Soon enough, Ruth’s drifting away from Tom, and trying to piece together what it is about Jade that has had such an effect on her – a mix of fear and quivering trepidation. Molly Windsor is superb as the timid protagonist gradually emerging from her shell, while Martini is a vivid, bubbly screen presence as the scarlet-nailed force of nature. They move from heated conversation to intimate snooping with an intensity that soon excludes anyone else around them.

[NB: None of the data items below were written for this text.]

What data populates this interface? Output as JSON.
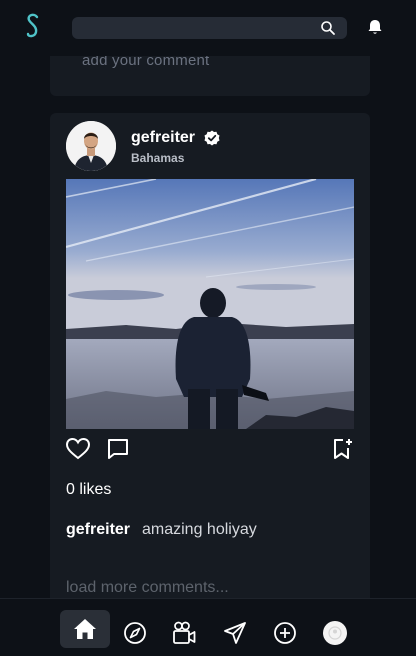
{
  "header": {
    "search_value": "",
    "search_placeholder": ""
  },
  "previous_post": {
    "comment_placeholder": "add your comment"
  },
  "post": {
    "username": "gefreiter",
    "location": "Bahamas",
    "likes": "0 likes",
    "caption_user": "gefreiter",
    "caption_text": "amazing holiyay",
    "load_more": "load more comments..."
  },
  "icons": {
    "logo": "s-logo",
    "search": "search-icon",
    "notifications": "bell-icon",
    "verified": "verified-badge-icon",
    "like": "heart-icon",
    "comment": "comment-icon",
    "save": "bookmark-add-icon",
    "nav": [
      "home-icon",
      "compass-icon",
      "video-camera-icon",
      "send-icon",
      "plus-circle-icon",
      "profile-avatar"
    ]
  },
  "colors": {
    "background": "#0d1117",
    "card": "#161b22",
    "accent": "#4fc3c8",
    "text": "#ffffff",
    "muted": "#6b7280"
  }
}
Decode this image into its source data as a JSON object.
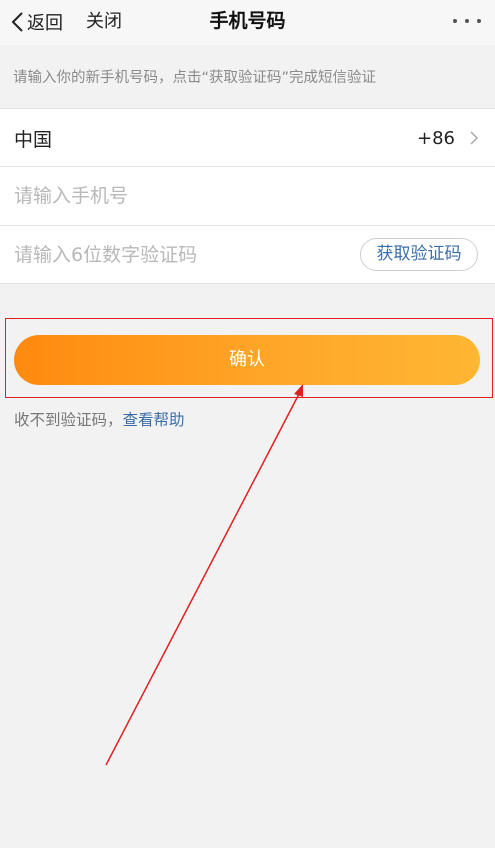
{
  "nav": {
    "back_label": "返回",
    "close_label": "关闭",
    "title": "手机号码"
  },
  "hint": "请输入你的新手机号码，点击“获取验证码”完成短信验证",
  "form": {
    "country_label": "中国",
    "country_code": "+86",
    "phone_placeholder": "请输入手机号",
    "code_placeholder": "请输入6位数字验证码",
    "get_code_label": "获取验证码"
  },
  "confirm_label": "确认",
  "help": {
    "prefix": "收不到验证码，",
    "link": "查看帮助"
  },
  "colors": {
    "accent_orange": "#ff8a0f",
    "link_blue": "#3b6ea8",
    "annotation_red": "#e02020"
  }
}
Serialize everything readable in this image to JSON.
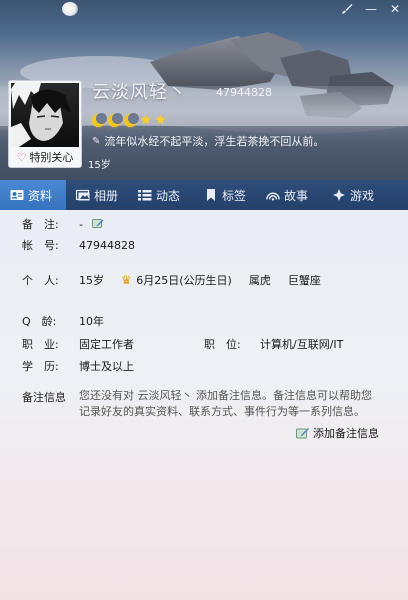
{
  "window": {
    "controls": {
      "skin_icon": "brush-icon",
      "minimize_glyph": "—",
      "close_glyph": "✕"
    }
  },
  "profile": {
    "nickname": "云淡风轻丶",
    "qq_number": "47944828",
    "special_care_label": "特别关心",
    "signature": "流年似水经不起平淡，浮生若茶挽不回从前。",
    "age": "15岁",
    "level_icons": [
      "moon",
      "moon",
      "moon",
      "star",
      "star"
    ]
  },
  "tabs": [
    {
      "label": "资料",
      "icon": "id-card-icon",
      "active": true
    },
    {
      "label": "相册",
      "icon": "photo-icon",
      "active": false
    },
    {
      "label": "动态",
      "icon": "feed-icon",
      "active": false
    },
    {
      "label": "标签",
      "icon": "tag-icon",
      "active": false
    },
    {
      "label": "故事",
      "icon": "story-icon",
      "active": false
    },
    {
      "label": "游戏",
      "icon": "game-icon",
      "active": false
    }
  ],
  "info": {
    "remark": {
      "label": "备　注:",
      "value": "-"
    },
    "account": {
      "label": "帐　号:",
      "value": "47944828"
    },
    "personal": {
      "label": "个　人:",
      "age": "15岁",
      "birthday": "6月25日(公历生日)",
      "zodiac": "属虎",
      "constellation": "巨蟹座"
    },
    "q_age": {
      "label": "Q　龄:",
      "value": "10年"
    },
    "career": {
      "label": "职　业:",
      "value": "固定工作者"
    },
    "position": {
      "label": "职　位:",
      "value": "计算机/互联网/IT"
    },
    "education": {
      "label": "学　历:",
      "value": "博士及以上"
    },
    "memo": {
      "label": "备注信息",
      "text": "您还没有对 云淡风轻丶 添加备注信息。备注信息可以帮助您记录好友的真实资料、联系方式、事件行为等一系列信息。",
      "add_label": "添加备注信息"
    }
  },
  "colors": {
    "tab_bar": "#24406b",
    "tab_active": "#3d7cc8",
    "accent_star": "#ffcf2c",
    "crown": "#e79c1a"
  }
}
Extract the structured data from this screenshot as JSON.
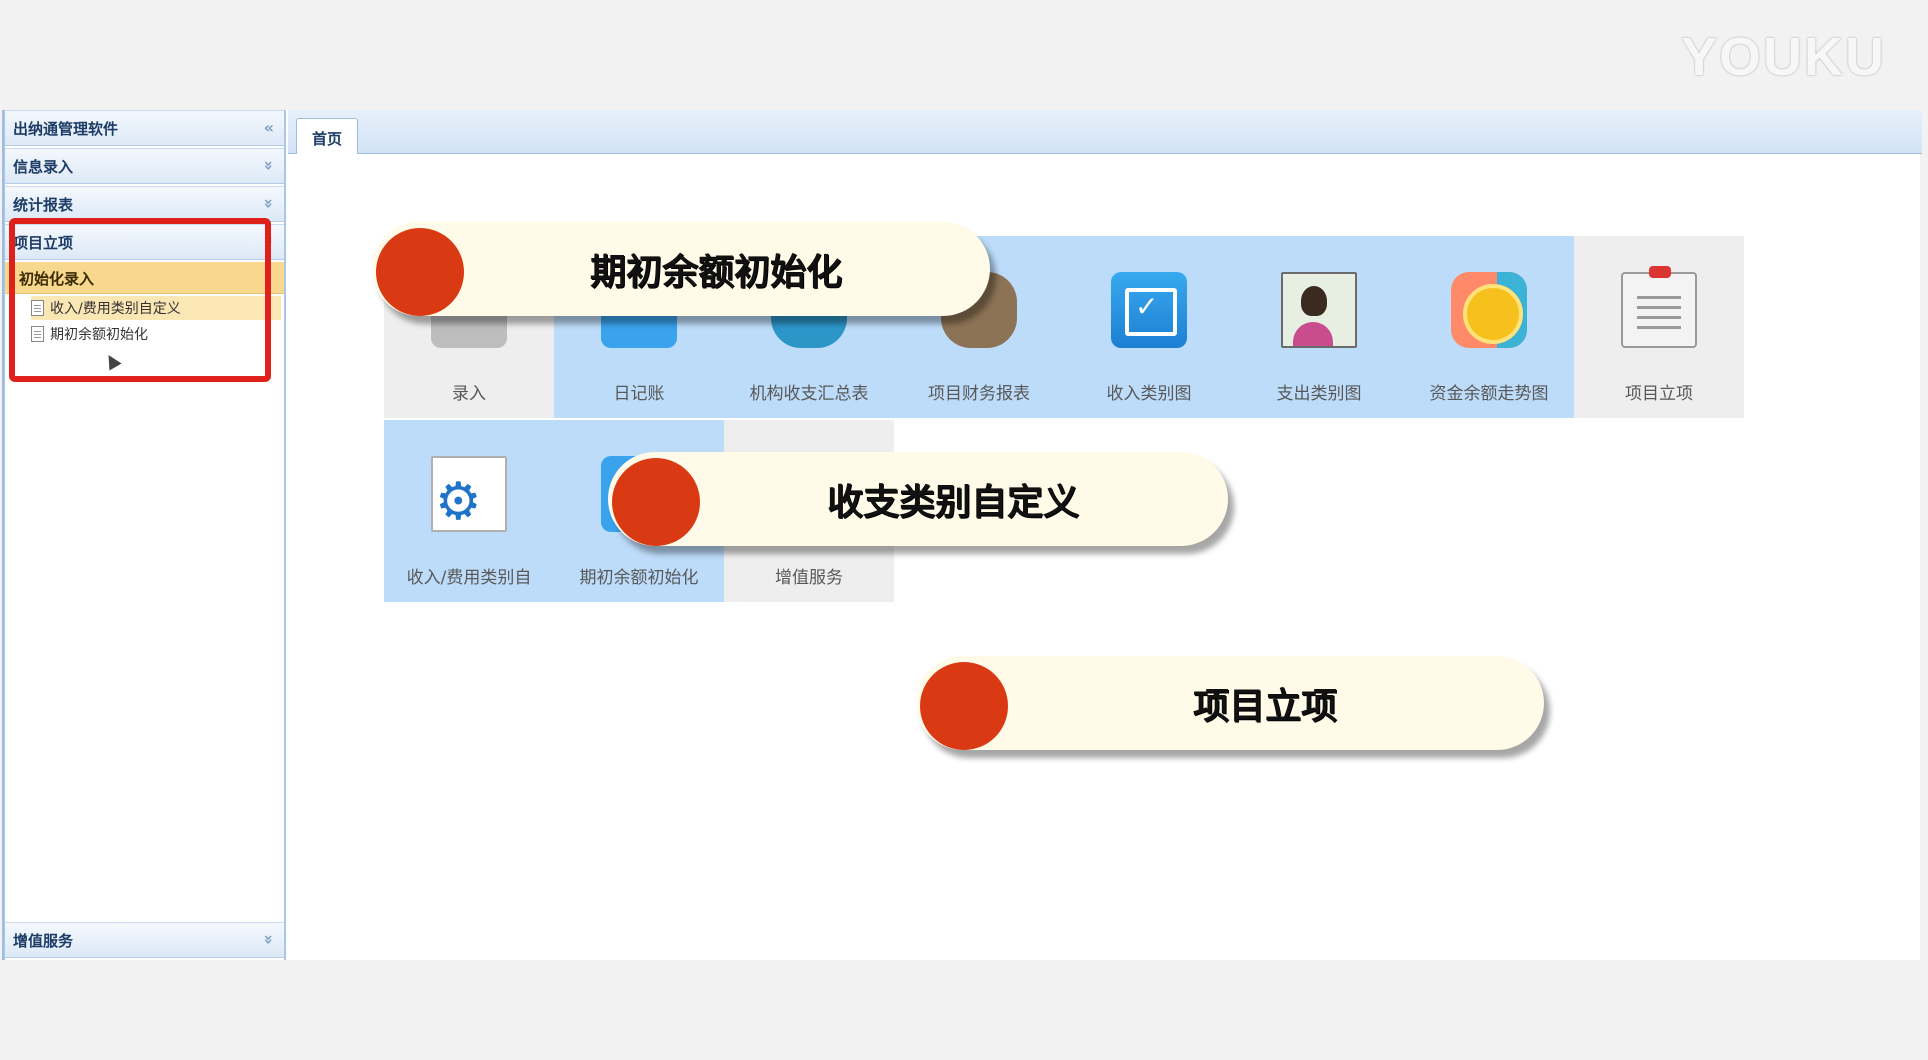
{
  "watermark": "YOUKU",
  "sidebar": {
    "title": "出纳通管理软件",
    "title_chev": "«",
    "panels": [
      {
        "label": "信息录入",
        "chev": "»"
      },
      {
        "label": "统计报表",
        "chev": "»"
      },
      {
        "label": "项目立项",
        "chev": "»"
      }
    ],
    "sub_head": "初始化录入",
    "tree_items": [
      "收入/费用类别自定义",
      "期初余额初始化"
    ],
    "bottom_panel": {
      "label": "增值服务",
      "chev": "»"
    }
  },
  "tabs": [
    {
      "label": "首页"
    }
  ],
  "tiles": [
    {
      "label": "录入",
      "icon": "entry-icon"
    },
    {
      "label": "日记账",
      "icon": "journal-icon"
    },
    {
      "label": "机构收支汇总表",
      "icon": "summary-icon"
    },
    {
      "label": "项目财务报表",
      "icon": "project-report-icon"
    },
    {
      "label": "收入类别图",
      "icon": "edit-check-icon"
    },
    {
      "label": "支出类别图",
      "icon": "person-chart-icon"
    },
    {
      "label": "资金余额走势图",
      "icon": "coin-icon"
    },
    {
      "label": "项目立项",
      "icon": "clipboard-icon"
    },
    {
      "label": "收入/费用类别自",
      "icon": "gear-doc-icon"
    },
    {
      "label": "期初余额初始化",
      "icon": "balance-icon"
    },
    {
      "label": "增值服务",
      "icon": "service-icon"
    }
  ],
  "callouts": [
    "期初余额初始化",
    "收支类别自定义",
    "项目立项"
  ],
  "colors": {
    "accent_red": "#e0201b",
    "callout_dot": "#d93a14",
    "tile_blue": "#bddcfa",
    "selected_yellow": "#f7d88e"
  }
}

Weaving an ambiguous web of intrigue and intimidation, director Claire Oakley proves a master of atmosphere – to the point where it’s hard to believe this is her first film. DoP Nick Cooke and composer Ben Salisbury add to the absorbing haze, from the tarpaulin-covered weirdness of sealed-off caravans to the beautiful Cornish landscape. Together they mine the English tourist hotspot for a fertile mix of coming-of-age dread and horror-inflected internal tensions that recalls the psychosexual mysteries of Beast and Thelma. Sometimes, the scariest unknown is yourself.